History of the palace
The palace was constructed for Johan Alexander van Susteren in 1745. Architect was Jan Pieter van Baurscheit. Emperor Napoleon I had the palace refurbished in Empire style. Antwerp and the Low Countries were part of France in 1812. The present-day province of Antwerp was part of the département des Deux-Nèthes.
Napoleon was banished to Saint Helena in the Atlantic Ocean before his Imperial Residence was completed. So he never slept in his bed. The only emperor who did, was Tsar Alexander I of Russia.
When Belgium became an independent kingdom in 1830, the kings used the palace to receive foreign dignitaries.
The now controversial King Leopold II had the palace again refurbished and a Hall of Mirrors installed.
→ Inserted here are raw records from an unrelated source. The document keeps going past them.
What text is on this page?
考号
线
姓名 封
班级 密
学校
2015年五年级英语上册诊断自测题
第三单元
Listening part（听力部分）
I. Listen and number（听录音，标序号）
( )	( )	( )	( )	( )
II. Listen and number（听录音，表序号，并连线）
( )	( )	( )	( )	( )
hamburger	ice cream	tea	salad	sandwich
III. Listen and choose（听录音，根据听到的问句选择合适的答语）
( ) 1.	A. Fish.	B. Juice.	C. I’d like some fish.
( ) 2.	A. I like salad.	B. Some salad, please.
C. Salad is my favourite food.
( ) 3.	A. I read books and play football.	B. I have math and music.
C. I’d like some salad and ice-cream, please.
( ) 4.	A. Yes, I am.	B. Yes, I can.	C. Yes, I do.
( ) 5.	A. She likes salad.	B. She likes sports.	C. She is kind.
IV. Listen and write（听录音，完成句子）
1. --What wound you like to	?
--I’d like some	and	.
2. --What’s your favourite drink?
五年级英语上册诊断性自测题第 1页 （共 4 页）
At the start of World War I in 1914, Antwerp was briefly the capital of unoccupied Belgium. King Albert I and Queen Elisabeth (with an s, yes) used it as a Royal Palace. They were the only residents. Napoleon’s Map Room was then used as dining room.
The royal family kept the palace until 1969, until King Baudouin ceded it to the state.
The Palace is now managed by Flanders‘ heritage trust Herita. A new forma usage has to be decided.